Bij Rechtbank Noord-Holland is het de vraag of de daghandelaar recht heeft op een integrale kostenvergoeding voor de bezwaar- en beroepsfase. De rechtbank is van mening dat als de inspecteur in vergaande mate onzorgvuldig heeft gehandeld voor afwijking van de forfaitaire bedragen van het besluit aanleiding kan bestaan.

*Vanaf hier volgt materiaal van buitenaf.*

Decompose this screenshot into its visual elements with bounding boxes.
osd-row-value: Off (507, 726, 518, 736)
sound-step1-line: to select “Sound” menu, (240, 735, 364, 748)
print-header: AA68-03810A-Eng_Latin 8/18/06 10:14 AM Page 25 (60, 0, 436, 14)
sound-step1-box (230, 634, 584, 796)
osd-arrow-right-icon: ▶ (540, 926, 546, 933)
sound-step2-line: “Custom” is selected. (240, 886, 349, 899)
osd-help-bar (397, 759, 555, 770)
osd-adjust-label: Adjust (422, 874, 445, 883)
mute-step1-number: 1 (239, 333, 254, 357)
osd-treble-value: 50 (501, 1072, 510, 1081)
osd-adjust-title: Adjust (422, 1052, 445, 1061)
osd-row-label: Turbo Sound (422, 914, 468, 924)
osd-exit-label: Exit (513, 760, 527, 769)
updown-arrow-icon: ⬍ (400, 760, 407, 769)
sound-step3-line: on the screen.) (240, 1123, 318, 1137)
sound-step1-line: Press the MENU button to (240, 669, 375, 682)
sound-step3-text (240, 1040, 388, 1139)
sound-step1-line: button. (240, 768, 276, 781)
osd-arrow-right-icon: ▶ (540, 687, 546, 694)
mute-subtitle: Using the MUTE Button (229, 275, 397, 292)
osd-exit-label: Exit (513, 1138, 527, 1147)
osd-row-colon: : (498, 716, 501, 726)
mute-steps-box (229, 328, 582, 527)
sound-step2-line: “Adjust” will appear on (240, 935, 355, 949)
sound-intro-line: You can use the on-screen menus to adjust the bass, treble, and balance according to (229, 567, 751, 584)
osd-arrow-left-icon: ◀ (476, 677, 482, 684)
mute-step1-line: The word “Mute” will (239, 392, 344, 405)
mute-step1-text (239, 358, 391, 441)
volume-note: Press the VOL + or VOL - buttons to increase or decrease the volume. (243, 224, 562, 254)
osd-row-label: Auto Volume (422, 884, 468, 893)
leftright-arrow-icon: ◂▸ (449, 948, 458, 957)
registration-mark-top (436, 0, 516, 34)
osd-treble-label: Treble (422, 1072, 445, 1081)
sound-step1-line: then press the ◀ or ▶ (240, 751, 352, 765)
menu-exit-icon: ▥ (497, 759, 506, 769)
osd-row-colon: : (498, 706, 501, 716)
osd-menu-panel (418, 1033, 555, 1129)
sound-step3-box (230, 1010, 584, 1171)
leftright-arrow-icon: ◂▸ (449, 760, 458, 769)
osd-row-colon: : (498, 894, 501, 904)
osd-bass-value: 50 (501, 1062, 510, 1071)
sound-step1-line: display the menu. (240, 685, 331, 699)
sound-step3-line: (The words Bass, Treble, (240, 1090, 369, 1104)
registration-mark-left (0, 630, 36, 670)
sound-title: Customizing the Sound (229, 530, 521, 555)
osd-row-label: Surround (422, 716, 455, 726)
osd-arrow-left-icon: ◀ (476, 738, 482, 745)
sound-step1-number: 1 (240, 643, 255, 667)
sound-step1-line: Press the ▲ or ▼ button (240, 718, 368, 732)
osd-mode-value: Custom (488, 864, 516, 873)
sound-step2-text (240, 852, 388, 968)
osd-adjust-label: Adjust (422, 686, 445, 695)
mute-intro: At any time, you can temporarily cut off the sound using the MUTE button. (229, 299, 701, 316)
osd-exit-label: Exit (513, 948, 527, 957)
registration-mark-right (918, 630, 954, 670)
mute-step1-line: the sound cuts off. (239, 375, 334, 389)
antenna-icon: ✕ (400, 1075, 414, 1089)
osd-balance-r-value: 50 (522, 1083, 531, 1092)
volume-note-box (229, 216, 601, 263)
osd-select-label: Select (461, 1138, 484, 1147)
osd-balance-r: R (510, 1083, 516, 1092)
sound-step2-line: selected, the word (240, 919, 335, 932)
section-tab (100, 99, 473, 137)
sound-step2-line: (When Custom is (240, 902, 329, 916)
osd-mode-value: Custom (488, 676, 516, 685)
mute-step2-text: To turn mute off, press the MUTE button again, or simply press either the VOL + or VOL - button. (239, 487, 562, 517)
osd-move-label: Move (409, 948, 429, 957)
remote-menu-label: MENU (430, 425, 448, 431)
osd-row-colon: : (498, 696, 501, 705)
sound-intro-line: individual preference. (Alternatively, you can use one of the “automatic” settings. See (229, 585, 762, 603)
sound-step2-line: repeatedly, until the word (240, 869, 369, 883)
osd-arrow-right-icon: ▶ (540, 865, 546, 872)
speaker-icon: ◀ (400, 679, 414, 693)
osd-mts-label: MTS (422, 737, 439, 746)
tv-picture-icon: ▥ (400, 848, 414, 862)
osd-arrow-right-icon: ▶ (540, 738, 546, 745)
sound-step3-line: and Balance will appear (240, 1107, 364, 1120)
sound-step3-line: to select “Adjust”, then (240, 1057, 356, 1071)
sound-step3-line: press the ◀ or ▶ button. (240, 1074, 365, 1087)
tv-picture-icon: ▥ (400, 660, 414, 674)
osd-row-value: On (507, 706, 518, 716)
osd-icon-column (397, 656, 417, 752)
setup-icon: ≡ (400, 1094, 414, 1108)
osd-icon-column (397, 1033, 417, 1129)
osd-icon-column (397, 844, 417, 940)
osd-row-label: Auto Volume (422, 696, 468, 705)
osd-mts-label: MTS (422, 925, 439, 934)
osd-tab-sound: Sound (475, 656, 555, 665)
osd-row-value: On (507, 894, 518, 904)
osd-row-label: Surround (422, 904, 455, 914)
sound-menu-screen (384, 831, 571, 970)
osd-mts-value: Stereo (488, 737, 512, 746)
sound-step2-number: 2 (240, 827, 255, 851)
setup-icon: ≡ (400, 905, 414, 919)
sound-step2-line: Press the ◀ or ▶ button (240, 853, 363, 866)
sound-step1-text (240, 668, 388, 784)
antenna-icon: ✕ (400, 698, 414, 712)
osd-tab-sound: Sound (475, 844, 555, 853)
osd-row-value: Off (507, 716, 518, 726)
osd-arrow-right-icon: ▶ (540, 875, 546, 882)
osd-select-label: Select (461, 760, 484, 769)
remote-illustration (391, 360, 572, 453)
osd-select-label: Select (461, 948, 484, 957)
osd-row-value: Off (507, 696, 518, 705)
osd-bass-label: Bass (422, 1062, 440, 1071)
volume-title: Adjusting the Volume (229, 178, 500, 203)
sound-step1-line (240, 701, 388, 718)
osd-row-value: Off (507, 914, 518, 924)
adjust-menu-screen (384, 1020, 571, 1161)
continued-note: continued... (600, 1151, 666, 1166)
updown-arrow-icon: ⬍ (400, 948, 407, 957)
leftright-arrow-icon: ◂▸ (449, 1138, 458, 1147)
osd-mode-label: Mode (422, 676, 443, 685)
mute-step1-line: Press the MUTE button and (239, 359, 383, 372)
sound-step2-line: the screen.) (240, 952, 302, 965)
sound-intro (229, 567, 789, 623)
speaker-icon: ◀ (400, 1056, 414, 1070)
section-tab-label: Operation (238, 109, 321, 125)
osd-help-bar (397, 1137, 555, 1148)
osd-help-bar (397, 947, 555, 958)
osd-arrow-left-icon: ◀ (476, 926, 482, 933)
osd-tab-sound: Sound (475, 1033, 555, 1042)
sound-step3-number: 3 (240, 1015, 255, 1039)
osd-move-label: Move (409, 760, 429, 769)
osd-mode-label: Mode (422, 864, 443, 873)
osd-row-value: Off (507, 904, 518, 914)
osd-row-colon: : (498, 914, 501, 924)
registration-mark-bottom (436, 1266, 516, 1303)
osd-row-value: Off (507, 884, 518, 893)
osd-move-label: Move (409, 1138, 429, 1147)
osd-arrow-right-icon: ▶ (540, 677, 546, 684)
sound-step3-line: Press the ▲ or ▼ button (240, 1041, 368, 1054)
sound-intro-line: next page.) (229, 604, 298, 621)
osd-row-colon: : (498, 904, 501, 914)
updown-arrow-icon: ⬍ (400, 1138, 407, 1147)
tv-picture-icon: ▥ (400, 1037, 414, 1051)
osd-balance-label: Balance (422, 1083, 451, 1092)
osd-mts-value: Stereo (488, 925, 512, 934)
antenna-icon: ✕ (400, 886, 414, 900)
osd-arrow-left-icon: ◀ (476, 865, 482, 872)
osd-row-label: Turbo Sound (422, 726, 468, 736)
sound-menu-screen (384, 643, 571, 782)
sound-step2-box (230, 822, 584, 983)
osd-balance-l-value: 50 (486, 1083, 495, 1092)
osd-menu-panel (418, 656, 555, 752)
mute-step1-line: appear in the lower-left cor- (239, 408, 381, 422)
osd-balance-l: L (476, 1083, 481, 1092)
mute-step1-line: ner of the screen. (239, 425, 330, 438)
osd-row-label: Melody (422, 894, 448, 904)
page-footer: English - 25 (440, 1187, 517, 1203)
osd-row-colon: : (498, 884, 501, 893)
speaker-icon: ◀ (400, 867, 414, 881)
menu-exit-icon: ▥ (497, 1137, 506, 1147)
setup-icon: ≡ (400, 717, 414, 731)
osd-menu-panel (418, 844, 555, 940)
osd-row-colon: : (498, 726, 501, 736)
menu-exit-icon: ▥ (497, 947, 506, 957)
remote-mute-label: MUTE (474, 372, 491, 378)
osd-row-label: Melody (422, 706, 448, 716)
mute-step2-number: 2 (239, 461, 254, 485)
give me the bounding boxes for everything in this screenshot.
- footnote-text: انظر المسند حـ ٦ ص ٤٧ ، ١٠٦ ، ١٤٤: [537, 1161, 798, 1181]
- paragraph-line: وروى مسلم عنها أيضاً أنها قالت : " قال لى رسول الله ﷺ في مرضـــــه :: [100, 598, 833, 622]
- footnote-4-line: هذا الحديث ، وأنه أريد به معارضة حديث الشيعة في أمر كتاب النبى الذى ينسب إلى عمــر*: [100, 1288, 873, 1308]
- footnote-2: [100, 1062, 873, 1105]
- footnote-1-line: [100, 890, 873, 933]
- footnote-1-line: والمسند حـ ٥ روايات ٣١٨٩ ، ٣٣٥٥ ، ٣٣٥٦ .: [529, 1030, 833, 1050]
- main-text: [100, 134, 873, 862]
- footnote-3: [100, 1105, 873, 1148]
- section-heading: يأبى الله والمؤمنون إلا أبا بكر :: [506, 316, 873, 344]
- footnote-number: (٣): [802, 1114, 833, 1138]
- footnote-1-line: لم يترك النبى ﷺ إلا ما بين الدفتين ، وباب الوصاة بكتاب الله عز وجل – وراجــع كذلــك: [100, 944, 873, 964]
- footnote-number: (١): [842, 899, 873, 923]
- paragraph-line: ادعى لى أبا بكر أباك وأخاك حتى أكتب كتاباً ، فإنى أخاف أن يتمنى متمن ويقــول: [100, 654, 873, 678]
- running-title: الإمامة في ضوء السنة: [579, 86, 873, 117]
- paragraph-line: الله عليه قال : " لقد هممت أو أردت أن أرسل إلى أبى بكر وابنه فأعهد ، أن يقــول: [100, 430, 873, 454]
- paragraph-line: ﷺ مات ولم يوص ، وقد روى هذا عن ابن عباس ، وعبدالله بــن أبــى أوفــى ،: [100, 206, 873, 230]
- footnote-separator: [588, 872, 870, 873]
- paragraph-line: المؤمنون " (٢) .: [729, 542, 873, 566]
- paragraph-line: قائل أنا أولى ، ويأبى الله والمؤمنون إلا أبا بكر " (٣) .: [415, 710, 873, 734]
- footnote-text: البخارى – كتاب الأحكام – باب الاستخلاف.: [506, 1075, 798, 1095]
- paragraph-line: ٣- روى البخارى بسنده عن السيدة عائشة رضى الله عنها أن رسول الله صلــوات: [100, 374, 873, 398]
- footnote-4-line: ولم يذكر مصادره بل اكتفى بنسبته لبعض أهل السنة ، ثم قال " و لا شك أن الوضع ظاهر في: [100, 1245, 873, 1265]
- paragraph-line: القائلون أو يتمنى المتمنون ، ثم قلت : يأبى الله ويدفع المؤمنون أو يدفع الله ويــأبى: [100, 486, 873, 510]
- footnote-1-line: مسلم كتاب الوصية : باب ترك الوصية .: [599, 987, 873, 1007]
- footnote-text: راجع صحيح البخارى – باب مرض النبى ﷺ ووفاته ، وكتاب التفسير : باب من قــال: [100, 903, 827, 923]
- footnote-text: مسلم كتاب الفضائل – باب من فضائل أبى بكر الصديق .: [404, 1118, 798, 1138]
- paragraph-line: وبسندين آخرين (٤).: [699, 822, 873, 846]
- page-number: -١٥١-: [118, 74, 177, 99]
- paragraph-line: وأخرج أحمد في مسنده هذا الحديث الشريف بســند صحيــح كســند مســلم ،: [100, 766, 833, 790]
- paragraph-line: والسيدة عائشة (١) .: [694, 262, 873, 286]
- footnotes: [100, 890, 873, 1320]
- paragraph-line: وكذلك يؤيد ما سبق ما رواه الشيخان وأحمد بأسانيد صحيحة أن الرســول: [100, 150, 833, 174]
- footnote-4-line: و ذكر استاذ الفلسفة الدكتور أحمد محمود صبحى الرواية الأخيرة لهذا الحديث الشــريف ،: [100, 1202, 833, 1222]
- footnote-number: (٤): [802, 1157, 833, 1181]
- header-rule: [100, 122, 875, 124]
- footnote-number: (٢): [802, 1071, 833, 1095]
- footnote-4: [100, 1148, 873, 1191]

De rechtbank oordeelt dat de inspecteur in vergaande mate onzorgvuldig en onredelijk heeft gehandeld door de bezwaren van de daghandelaar tegen de afspraken in, gegrond te verklaren. Het materiële geschilpunt is daardoor onttrokken aan rechterlijke toetsing. De rechtbank is van oordeel dat het betoog van de inspecteur dat geen afspraken zijn gemaakt ver gezocht is. De rechtbank verwerpt ook het standpunt van de inspecteur dat de ingebrekestelling dwong uitspraak te doen. De inspecteur heeft voldoende informatie voor een beoordeling van de juistheid van de voorlopige aanslagen gehad. In de (proef)procedure zou bovendien voldoende gelegenheid zijn geweest de feitelijke discussie af te ronden. De rechtbank denkt dat de ingebrekestelling bij de inspecteur irritatie heeft opgewekt. Die irritatie is de reden geweest de proefprocedure te torpederen door de voorlopige aanslagen te vernietigen. De rechtbank rekent het de inspecteur bovendien aan geen contact met de daghandelaar te hebben gezocht voordat hij de voorlopige aanslagen vernietigde.
De daghandelaar krijgt vanwege de onredelijke houding van de inspecteur tijdens de bezwaarfase € 15.000 proceskostenvergoeding. In de beroepsfase is geen sprake geweest van onredelijk handelen door de inspecteur. De rechtbank kent de daghandelaar daarvoor dan ook alleen maar de forfaitaire vergoeding toe.